Glimpses of Somali Diaspora: A Documentary Review

Three decades ago, most of the Somalis in America were students scattered around the country and there a small number in major cities like Washington and New York that worked. When I first came to the States in 1980, I briefly lived in New York which had small number of former Somali seamen and a dozen diplomats working for the U.N. After four months in New York City, I saw the small money I had dwindling and I decided to move to Ohio to start my college education. I knew no one in Ohio but when I arrived there I was amazed to meet three young women from Northern Somalia who were already attending the university. The three were siblings and they had come to the States at a tender age of 17 with scholarships from the United Arab Emirates that were secured for them by Omar Arteh Ghalib.After several years in Ohio, I moved to a city in Southern California, not far from Los Angeles, for graduate studies. Southern California was different because it had two dozen Somali families who were brought as Ethiopian refugees.

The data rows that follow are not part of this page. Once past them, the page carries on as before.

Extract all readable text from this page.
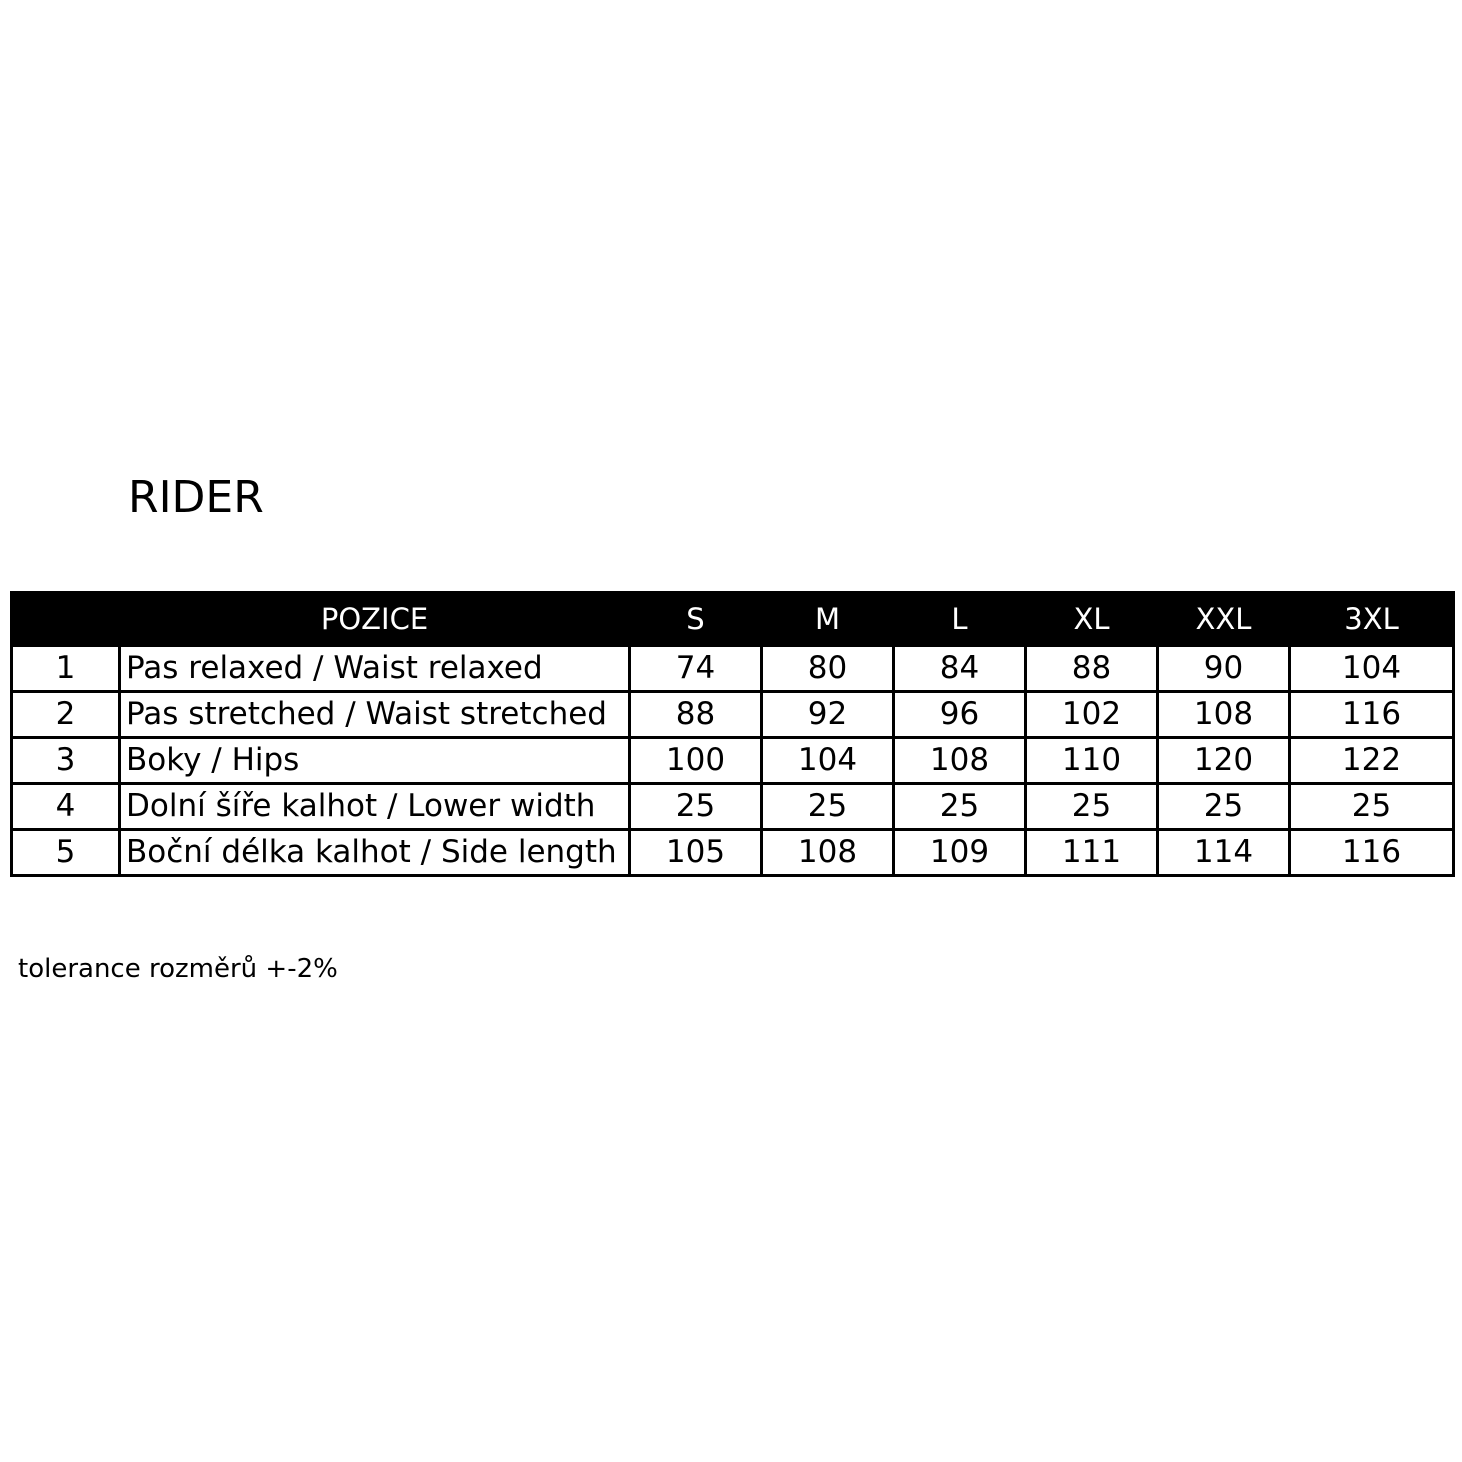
RIDER
	POZICE	S	M	L	XL	XXL	3XL
1	Pas relaxed / Waist relaxed	74	80	84	88	90	104
2	Pas stretched / Waist stretched	88	92	96	102	108	116
3	Boky / Hips	100	104	108	110	120	122
4	Dolní šíře kalhot / Lower width	25	25	25	25	25	25
5	Boční délka kalhot / Side length	105	108	109	111	114	116

tolerance rozměrů +-2%
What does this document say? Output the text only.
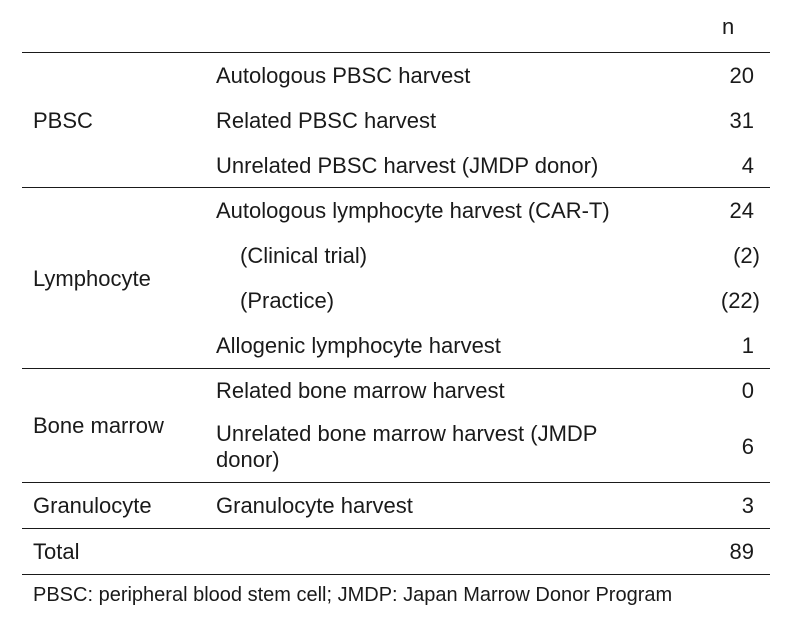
		n
PBSC	Autologous PBSC harvest	20
	Related PBSC harvest	31
	Unrelated PBSC harvest (JMDP donor)	4
Lymphocyte	Autologous lymphocyte harvest (CAR-T)	24
	(Clinical trial)	(2)
	(Practice)	(22)
	Allogenic lymphocyte harvest	1
Bone marrow	Related bone marrow harvest	0
	Unrelated bone marrow harvest (JMDP donor)	6
Granulocyte	Granulocyte harvest	3
Total		89
PBSC: peripheral blood stem cell; JMDP: Japan Marrow Donor Program		
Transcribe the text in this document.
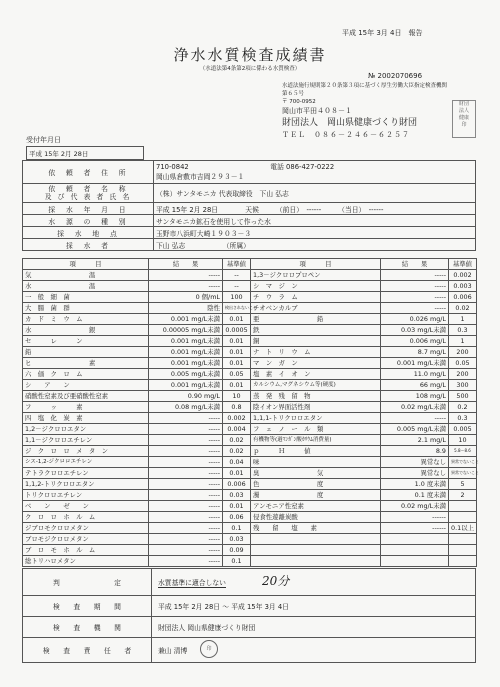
平成 15年 3月 4日　報告
浄水水質検査成績書
（水道法第4条第2項に係わる水質検査）
№ 2002070696
水道法施行規則第２０条第３項に基づく厚生労働大臣指定検査機関第６５号
〒 700-0952
岡山市平田４０８－１
財団法人　岡山県健康づくり財団
ＴＥＬ　０８６－２４６－６２５７
財団
法人
健康
印
受付年月日
平成 15年 2月 28日
依　頼　者　住　所	710-0842　　　　　　　　　　　　電話 086-427-0222
岡山県倉敷市吉岡２９３－１

依　頼　者　名　称
及 び 代 表 者 氏 名	（株）サンタモニカ 代表取締役　下山 弘志
採　水　年　月　日	平成 15年 2月 28日　　　　天候　　　（前日）　------　　　（当日）　------
水　源　の　種　別	サンタモニカ鉱石を使用して作った水
採　水　地　点	玉野市八浜町大崎１９０３－３
採　水　者	下山 弘志　　　　　　（所属）
項　　　目	結　　果	基準値	項　　　目	結　　果	基準値
気　　　　　　　　　温	-----	--	1,3－ジクロロプロペン	-----	0.002
水　　　　　　　　　温	-----	--	シ　マ　ジ　ン	-----	0.003
一　般　細　菌	0 個/mL	100	チ　ウ　ラ　ム	-----	0.006
大　腸　菌　群	陰性	検出されないこと	チオベンカルブ	-----	0.02
カ　ド　ミ　ウ　ム	0.001 mg/L未満	0.01	亜　　　　　　　　　鉛	0.026 mg/L	1
水　　　　　　　　　銀	0.00005 mg/L未満	0.0005	鉄	0.03 mg/L未満	0.3
セ　　　レ　　　ン	0.001 mg/L未満	0.01	銅	0.006 mg/L	1
鉛	0.001 mg/L未満	0.01	ナ　ト　リ　ウ　ム	8.7 mg/L	200
ヒ　　　　　　　　　素	0.001 mg/L未満	0.01	マ　ン　ガ　ン	0.001 mg/L未満	0.05
六　価　ク　ロ　ム	0.005 mg/L未満	0.05	塩　素　イ　オ　ン	11.0 mg/L	200
シ　　ア　　ン	0.001 mg/L未満	0.01	カルシウム,マグネシウム等(硬度)	66 mg/L	300
硝酸性窒素及び亜硝酸性窒素	0.90 mg/L	10	蒸　発　残　留　物	108 mg/L	500
フ　　　ッ　　　素	0.08 mg/L未満	0.8	陰イオン界面活性剤	0.02 mg/L未満	0.2
四　塩　化　炭　素	-----	0.002	1,1,1-トリクロロエタン	-----	0.3
1,2－ジクロロエタン	-----	0.004	フ　ェ　ノ　ー　ル　類	0.005 mg/L未満	0.005
1,1－ジクロロエチレン	-----	0.02	有機物等(過ﾏﾝｶﾞﾝ酸ｶﾘｳﾑ消費量)	2.1 mg/L	10
ジ　ク　ロ　ロ　メ　タ　ン	-----	0.02	ｐ　　　Ｈ　　　値	8.9	5.8～8.6
シス-1,2-ジクロロエチレン	-----	0.04	味	異常なし	異常でないこと
テトラクロロエチレン	-----	0.01	臭　　　　　　　　　気	異常なし	異常でないこと
1,1,2-トリクロロエタン	-----	0.006	色　　　　　　　　　度	1.0 度未満	5
トリクロロエチレン	-----	0.03	濁　　　　　　　　　度	0.1 度未満	2
ベ　　ン　　ゼ　　ン	-----	0.01	アンモニア性窒素	0.02 mg/L未満	
ク　ロ　ロ　ホ　ル　ム	-----	0.06	侵食性遊離炭酸	------	
ジブロモクロロメタン	-----	0.1	残　　留　　塩　　素	------	0.1以上
ブロモジクロロメタン	-----	0.03			
ブ　ロ　モ　ホ　ル　ム	-----	0.09			
総トリハロメタン	-----	0.1			
判　　　　　　　　定	水質基準に適合しない 20分

検　　査　　期　　間	平成 15年 2月 28日 〜 平成 15年 3月 4日
検　　査　　機　　関	財団法人 岡山県健康づくり財団
検　　査　　責　　任　　者	兼山 清博 印
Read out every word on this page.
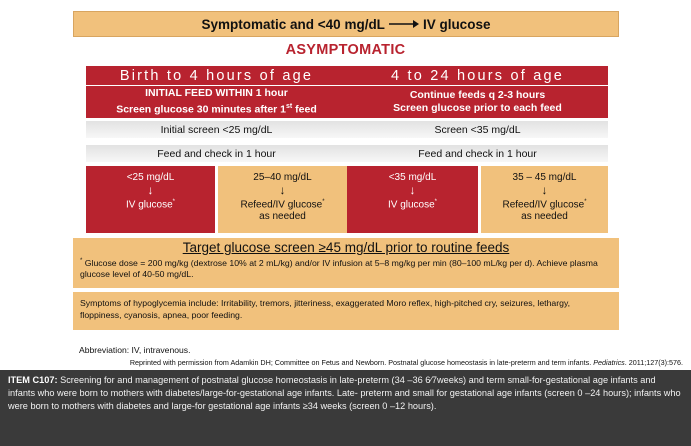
Symptomatic and <40 mg/dL	IV glucose
ASYMPTOMATIC
Birth to 4 hours of age
INITIAL FEED WITHIN 1 hour
Screen glucose 30 minutes after 1st feed
4 to 24 hours of age
Continue feeds q 2-3 hours
Screen glucose prior to each feed
Initial screen <25 mg/dL	Screen <35 mg/dL
Feed and check in 1 hour	Feed and check in 1 hour
<25 mg/dL
↓
IV glucose*
25–40 mg/dL
↓
Refeed/IV glucose*
as needed
<35 mg/dL
↓
IV glucose*
35 – 45 mg/dL
↓
Refeed/IV glucose*
as needed
Target glucose screen ≥45 mg/dL prior to routine feeds
* Glucose dose = 200 mg/kg (dextrose 10% at 2 mL/kg) and/or IV infusion at 5–8 mg/kg per min (80–100 mL/kg per d). Achieve plasma glucose level of 40-50 mg/dL.
Symptoms of hypoglycemia include: Irritability, tremors, jitteriness, exaggerated Moro reflex, high-pitched cry, seizures, lethargy, floppiness, cyanosis, apnea, poor feeding.
Abbreviation: IV, intravenous.
Reprinted with permission from Adamkin DH; Committee on Fetus and Newborn. Postnatal glucose homeostasis in late-preterm and term infants. Pediatrics. 2011;127(3):576.
ITEM C107: Screening for and management of postnatal glucose homeostasis in late-preterm (34 –36 6⁄7weeks) and term small-for-gestational age infants and infants who were born to mothers with diabetes/large-for-gestational age infants. Late- preterm and small for gestational age infants (screen 0 –24 hours); infants who were born to mothers with diabetes and large-for gestational age infants ≥34 weeks (screen 0 –12 hours).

The community, though small, was a closely-knit group and we visited each other in the Weekends, ate together, and helped the new arrivals. But in early 1990s and due to the gestation of the Somali Civil War, a new wave of refugees poured in our city that had witnessed the disintegration of Somalia on first-hand and had seen gruesome killings and displacement. The small Somali community that coexisted peacefully and in harmony for years all of sudden became infused with a new blood that saw the world, perhaps, in the prism of clan warfare.